Nasce a Calcutta (oggi Kolkata), in una famiglia di grande tradizione culturale. Il nonno, Upendra Kishor Rāy Chaudhrī, è editore, musicista, pittore e illustre scrittore di racconti per bambini. Anche il padre, Sukumār Rāy, scrive: è un noto autore di limericks. Satyajit ha solo due anni, quando Sukumār muore, lasciando la famiglia in precarie condizioni economiche; qualche anno dopo, insieme con la madre, Satyajit si trasferisce a vivere presso uno zio materno. Dopo la laurea in economia all'università di Calcutta, frequenta per oltre due anni (1940-42) il Kalā Bhavan (o Istituto d'arte) di Shantiniketan, l'università fondata da Tagore, con il quale Upendra Kishor aveva un profondo legame di amicizia. È il periodo più fecondo per la formazione culturale e artistica del cineasta, il quale tuttavia non conclude il corso di studi e nel 1943 inizia a lavorare presso un'agenzia pubblicitaria inglese. Appassionato di cinema, nel 1947, insieme con Chidānanda Dās Gupta (poi critico cinematografico e regista), fonda la prima Film Society di Calcutta e comincia a pensare di intraprendere lui stesso quella professione. Nel 1949 ha occasione di incontrare Jean Renoir, che si trova in India per girare Il fiume (1951): è un incontro cruciale per Satyajit Rāy, che lo conferma nella sua decisione.

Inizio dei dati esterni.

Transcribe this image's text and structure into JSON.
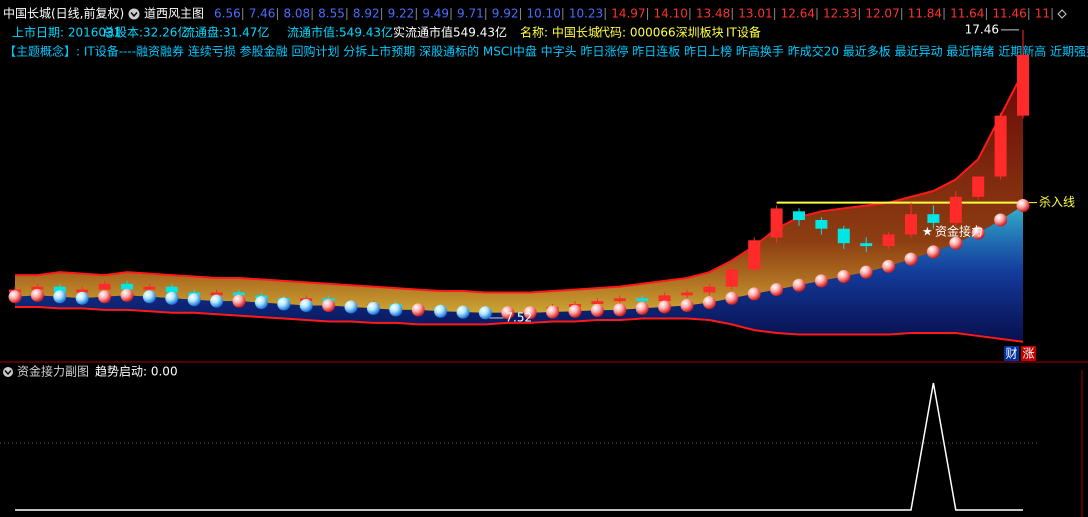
{
  "header": {
    "title": "中国长城(日线,前复权)",
    "indicator": "道西风主图",
    "ladder_low": [
      "6.56",
      "7.46",
      "8.08",
      "8.55",
      "8.92",
      "9.22",
      "9.49",
      "9.71",
      "9.92",
      "10.10",
      "10.23"
    ],
    "ladder_high": [
      "14.97",
      "14.10",
      "13.48",
      "13.01",
      "12.64",
      "12.33",
      "12.07",
      "11.84",
      "11.64",
      "11.46",
      "11"
    ],
    "ladder_low_color": "#4a6cff",
    "ladder_high_color": "#ff3030"
  },
  "info": [
    {
      "text": "上市日期: 2016031",
      "color": "#00d8ff"
    },
    {
      "text": "总股本:32.26亿",
      "color": "#00d8ff"
    },
    {
      "text": "流通盘:31.47亿",
      "color": "#00d8ff"
    },
    {
      "text": "流通市值:549.43亿",
      "color": "#00d8ff"
    },
    {
      "text": "实流通市值549.43亿",
      "color": "#ffffff"
    },
    {
      "text": "名称: 中国长城",
      "color": "#ffff40"
    },
    {
      "text": "代码: 000066深圳板块",
      "color": "#ffff40"
    },
    {
      "text": "IT设备",
      "color": "#ffff40"
    }
  ],
  "concept": "【主题概念】: IT设备----融资融券 连续亏损 参股金融 回购计划 分拆上市预期 深股通标的 MSCI中盘 中字头 昨日涨停 昨日连板 昨日上榜 昨高换手 昨成交20 最近多板 最近异动 最近情绪 近期新高 近期强势",
  "chart_data": [
    {
      "type": "candlestick",
      "ylim": [
        6.07,
        17.8
      ],
      "up_color": "#ff2a2a",
      "down_color": "#00e5e5",
      "candles": {
        "open": [
          8.4,
          8.5,
          8.6,
          8.4,
          8.5,
          8.7,
          8.5,
          8.6,
          8.4,
          8.3,
          8.4,
          8.3,
          8.2,
          8.1,
          8.2,
          8.0,
          7.9,
          8.0,
          7.8,
          7.9,
          7.7,
          7.8,
          7.6,
          7.7,
          7.8,
          7.9,
          8.0,
          8.1,
          8.2,
          8.1,
          8.3,
          8.4,
          8.6,
          9.2,
          10.3,
          11.2,
          10.9,
          10.6,
          10.1,
          10.0,
          10.4,
          11.1,
          10.8,
          11.7,
          12.4,
          14.5
        ],
        "high": [
          8.6,
          8.7,
          8.7,
          8.6,
          8.8,
          8.8,
          8.7,
          8.7,
          8.5,
          8.5,
          8.5,
          8.4,
          8.3,
          8.3,
          8.3,
          8.1,
          8.1,
          8.1,
          8.0,
          8.0,
          7.9,
          7.9,
          7.8,
          7.9,
          8.0,
          8.1,
          8.2,
          8.3,
          8.3,
          8.4,
          8.5,
          8.7,
          9.3,
          10.3,
          11.4,
          11.3,
          11.0,
          10.7,
          10.3,
          10.5,
          11.5,
          11.4,
          11.9,
          12.1,
          14.6,
          17.46
        ],
        "low": [
          8.3,
          8.4,
          8.3,
          8.3,
          8.4,
          8.4,
          8.4,
          8.3,
          8.2,
          8.2,
          8.2,
          8.1,
          8.0,
          8.0,
          7.9,
          7.8,
          7.8,
          7.7,
          7.7,
          7.6,
          7.6,
          7.52,
          7.55,
          7.6,
          7.7,
          7.8,
          7.9,
          8.0,
          8.0,
          8.0,
          8.2,
          8.3,
          8.5,
          9.1,
          10.1,
          10.7,
          10.4,
          9.9,
          9.8,
          9.9,
          10.3,
          10.6,
          10.7,
          11.6,
          12.3,
          14.4
        ],
        "close": [
          8.5,
          8.6,
          8.4,
          8.5,
          8.7,
          8.5,
          8.6,
          8.4,
          8.3,
          8.4,
          8.3,
          8.2,
          8.1,
          8.2,
          8.0,
          7.9,
          8.0,
          7.8,
          7.9,
          7.7,
          7.8,
          7.6,
          7.7,
          7.8,
          7.9,
          8.0,
          8.1,
          8.2,
          8.1,
          8.3,
          8.4,
          8.6,
          9.2,
          10.2,
          11.3,
          10.9,
          10.6,
          10.1,
          10.0,
          10.4,
          11.1,
          10.8,
          11.7,
          12.4,
          14.5,
          16.6
        ]
      },
      "upper_band": {
        "color": "#ff1a1a",
        "values": [
          9.0,
          9.0,
          9.1,
          9.05,
          9.0,
          9.1,
          9.05,
          9.0,
          8.95,
          8.9,
          8.9,
          8.85,
          8.8,
          8.75,
          8.7,
          8.65,
          8.6,
          8.55,
          8.5,
          8.45,
          8.45,
          8.4,
          8.4,
          8.4,
          8.45,
          8.5,
          8.55,
          8.6,
          8.7,
          8.8,
          8.9,
          9.1,
          9.5,
          10.0,
          10.6,
          11.0,
          11.2,
          11.3,
          11.4,
          11.5,
          11.7,
          11.9,
          12.3,
          13.0,
          14.5,
          16.0
        ]
      },
      "lower_band": {
        "color": "#ff1a1a",
        "values": [
          7.9,
          7.9,
          7.85,
          7.85,
          7.8,
          7.8,
          7.75,
          7.7,
          7.7,
          7.65,
          7.6,
          7.55,
          7.5,
          7.45,
          7.4,
          7.4,
          7.35,
          7.35,
          7.3,
          7.3,
          7.3,
          7.3,
          7.35,
          7.35,
          7.4,
          7.4,
          7.45,
          7.45,
          7.5,
          7.5,
          7.5,
          7.45,
          7.3,
          7.1,
          7.0,
          6.95,
          6.95,
          6.95,
          6.95,
          6.95,
          7.0,
          7.0,
          7.0,
          6.9,
          6.8,
          6.7
        ]
      },
      "support": {
        "up_color": "#ff3a3a",
        "down_color": "#2ec8ff",
        "values": [
          8.25,
          8.3,
          8.25,
          8.2,
          8.25,
          8.3,
          8.25,
          8.2,
          8.15,
          8.1,
          8.1,
          8.05,
          8.0,
          7.95,
          7.95,
          7.9,
          7.85,
          7.8,
          7.8,
          7.75,
          7.72,
          7.7,
          7.7,
          7.7,
          7.72,
          7.75,
          7.78,
          7.8,
          7.85,
          7.9,
          7.95,
          8.05,
          8.2,
          8.35,
          8.5,
          8.65,
          8.8,
          8.95,
          9.1,
          9.3,
          9.55,
          9.8,
          10.1,
          10.45,
          10.9,
          11.4
        ]
      },
      "kill_line": {
        "label": "杀入线",
        "color": "#ffff40",
        "values": [
          null,
          null,
          null,
          null,
          null,
          null,
          null,
          null,
          null,
          null,
          null,
          null,
          null,
          null,
          null,
          null,
          null,
          null,
          null,
          null,
          null,
          null,
          null,
          null,
          null,
          null,
          null,
          null,
          null,
          null,
          null,
          null,
          null,
          null,
          11.5,
          11.5,
          11.5,
          11.5,
          11.5,
          11.5,
          11.5,
          11.5,
          11.5,
          11.5,
          11.5,
          11.5
        ]
      },
      "annotation": "资金接力",
      "badges": [
        "财",
        "涨"
      ]
    },
    {
      "type": "line",
      "title": "资金接力副图",
      "readout": "趋势启动: 0.00",
      "ylim": [
        0,
        1
      ],
      "color": "#ffffff",
      "values": [
        0,
        0,
        0,
        0,
        0,
        0,
        0,
        0,
        0,
        0,
        0,
        0,
        0,
        0,
        0,
        0,
        0,
        0,
        0,
        0,
        0,
        0,
        0,
        0,
        0,
        0,
        0,
        0,
        0,
        0,
        0,
        0,
        0,
        0,
        0,
        0,
        0,
        0,
        0,
        0,
        0,
        1,
        0,
        0,
        0,
        0
      ]
    }
  ]
}
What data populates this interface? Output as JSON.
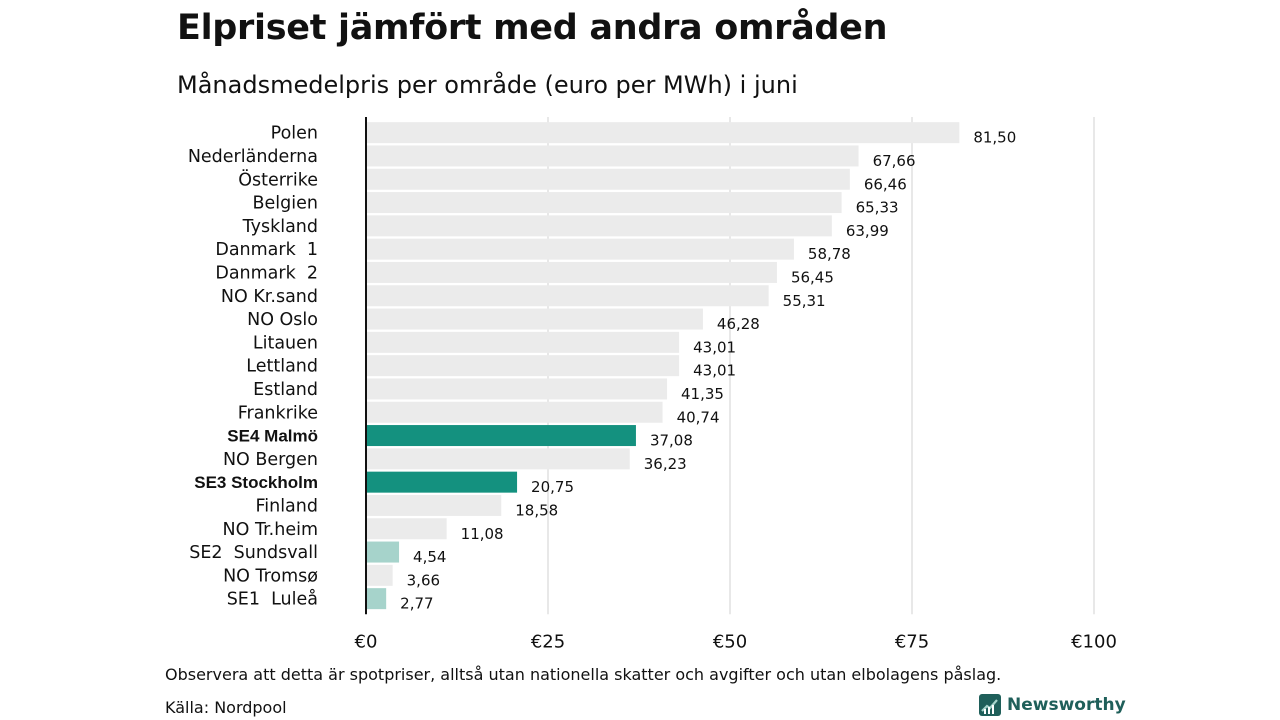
{
  "header": {
    "title": "Elpriset jämfört med andra områden",
    "subtitle": "Månadsmedelpris per område (euro per MWh) i juni"
  },
  "footer": {
    "note": "Observera att detta är spotpriser, alltså utan nationella skatter och avgifter och utan elbolagens påslag.",
    "source": "Källa: Nordpool",
    "brand": "Newsworthy"
  },
  "colors": {
    "default": "#ebebeb",
    "highlight": "#14917f",
    "light_highlight": "#a6d3cb",
    "brand": "#1f5f5a"
  },
  "chart_data": {
    "type": "bar",
    "orientation": "horizontal",
    "categories": [
      "Polen",
      "Nederländerna",
      "Österrike",
      "Belgien",
      "Tyskland",
      "Danmark  1",
      "Danmark  2",
      "NO Kr.sand",
      "NO Oslo",
      "Litauen",
      "Lettland",
      "Estland",
      "Frankrike",
      "SE4 Malmö",
      "NO Bergen",
      "SE3 Stockholm",
      "Finland",
      "NO Tr.heim",
      "SE2  Sundsvall",
      "NO Tromsø",
      "SE1  Luleå"
    ],
    "values": [
      81.5,
      67.66,
      66.46,
      65.33,
      63.99,
      58.78,
      56.45,
      55.31,
      46.28,
      43.01,
      43.01,
      41.35,
      40.74,
      37.08,
      36.23,
      20.75,
      18.58,
      11.08,
      4.54,
      3.66,
      2.77
    ],
    "value_labels": [
      "81,50",
      "67,66",
      "66,46",
      "65,33",
      "63,99",
      "58,78",
      "56,45",
      "55,31",
      "46,28",
      "43,01",
      "43,01",
      "41,35",
      "40,74",
      "37,08",
      "36,23",
      "20,75",
      "18,58",
      "11,08",
      "4,54",
      "3,66",
      "2,77"
    ],
    "bar_style": [
      "default",
      "default",
      "default",
      "default",
      "default",
      "default",
      "default",
      "default",
      "default",
      "default",
      "default",
      "default",
      "default",
      "highlight",
      "default",
      "highlight",
      "default",
      "default",
      "light_highlight",
      "default",
      "light_highlight"
    ],
    "bold_categories": [
      "SE4 Malmö",
      "SE3 Stockholm"
    ],
    "xlim": [
      0,
      100
    ],
    "xticks": [
      0,
      25,
      50,
      75,
      100
    ],
    "xtick_labels": [
      "€0",
      "€25",
      "€50",
      "€75",
      "€100"
    ],
    "grid": "vertical",
    "xlabel": "",
    "ylabel": ""
  }
}
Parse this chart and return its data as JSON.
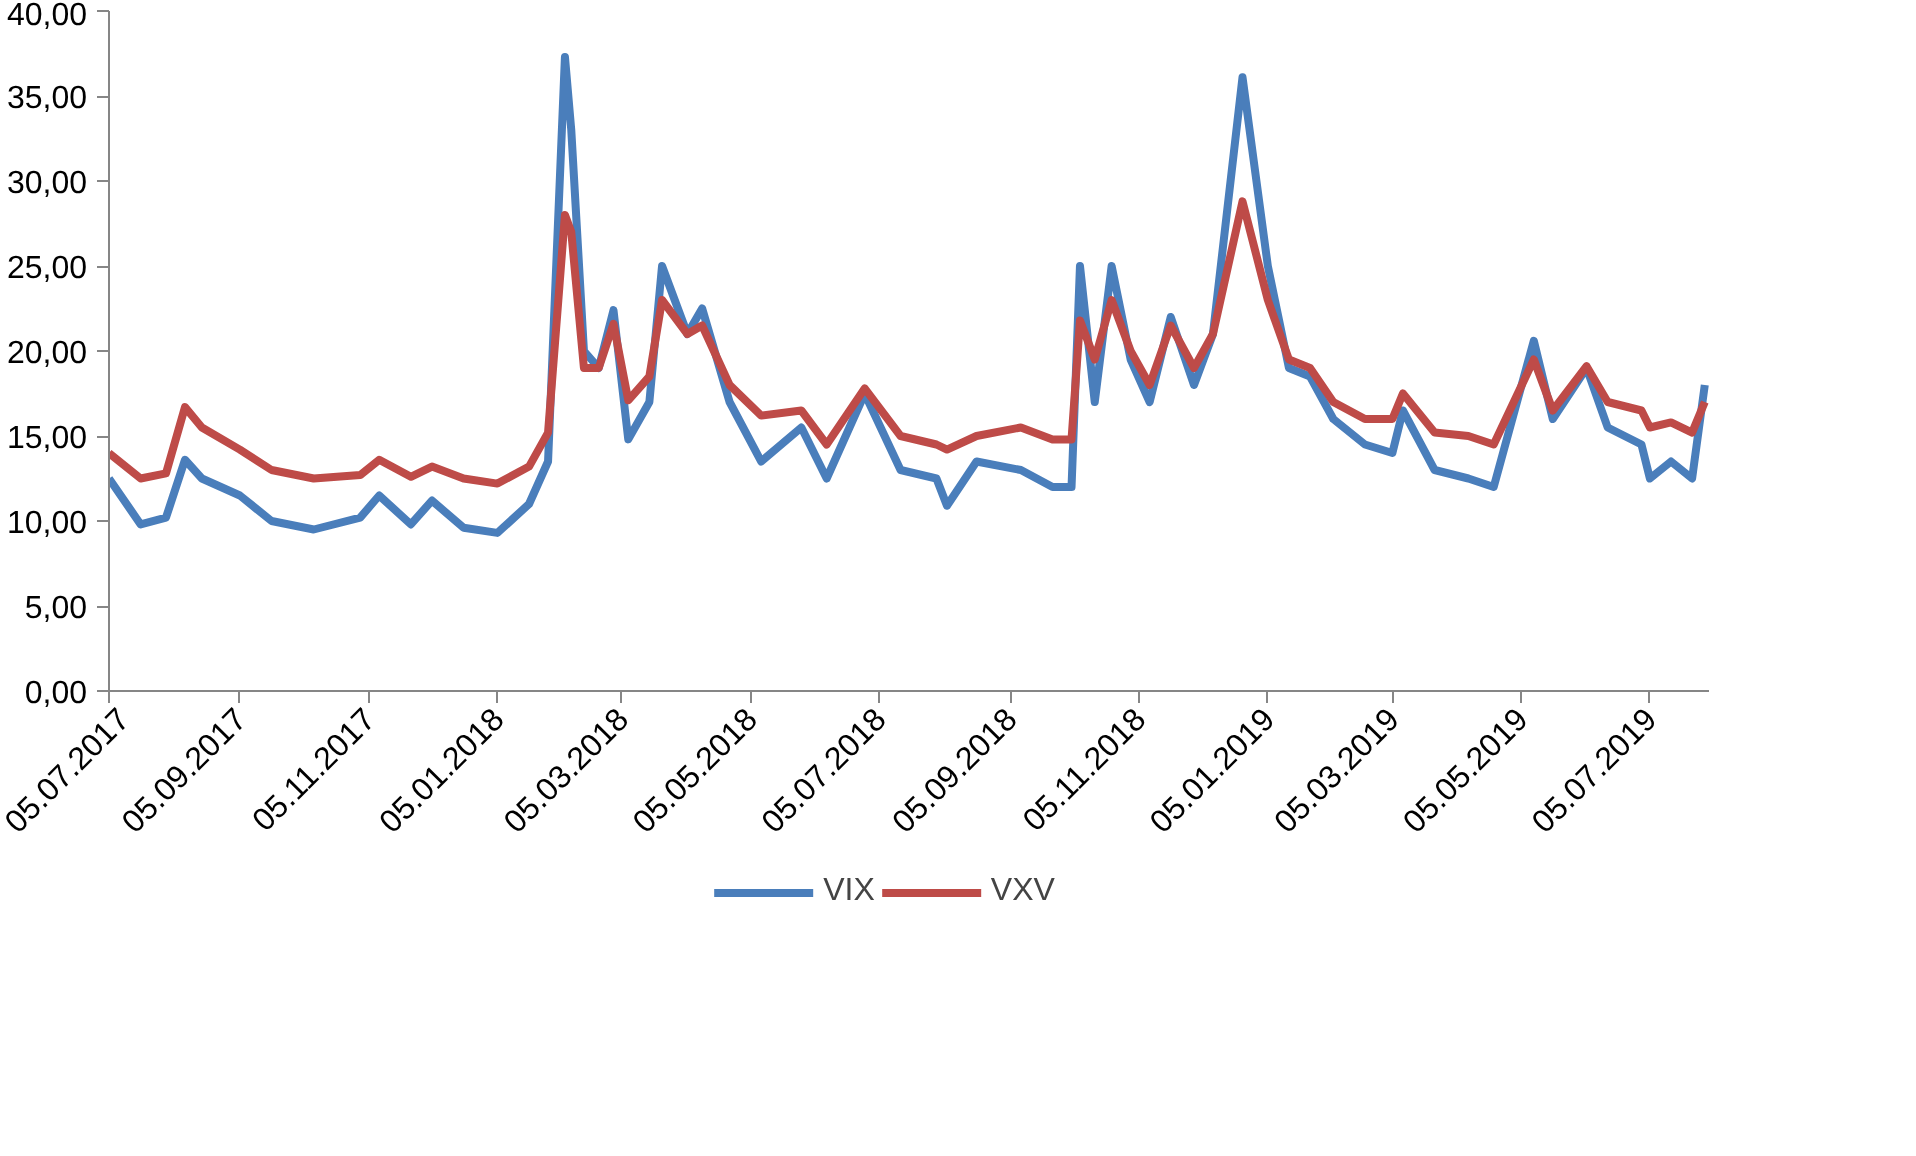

Un'ulteriore spinta gli viene nel 1950, durante un soggiorno di lavoro a Londra, dove ha modo di vedere Ladri di biciclette, rimanendone profondamente impressionato. Comincia così a prendere corpo la sua prima opera e nel 1955, superando molti ostacoli, viene alla luce Pather pānchālī (Il canto del sentiero). Nello stesso anno, il film viene presentato prima a New York, dove è accolto con grande interesse, e due mesi dopo a Calcutta. Ma è nel 1956, a Cannes, che il film ottiene un premio come miglior documento umano, imponendosi definitivamente all'attenzione internazionale. Con Aparājito (L'invitto, 1956), il secondo film – e secondo episodio della cosiddetta 'trilogia di Apu' – Satyajit Rāy vince il Leone d'oro alla Mostra d'Arte Cinematografica di Venezia nel 1957. Da allora, salutato come il Maestro del cinema indiano, continua a collezionare plausi e riconoscimenti, fino alla Legion d'onore nel 1992 e nello stesso anno, poco prima della morte, l'Oscar alla carriera.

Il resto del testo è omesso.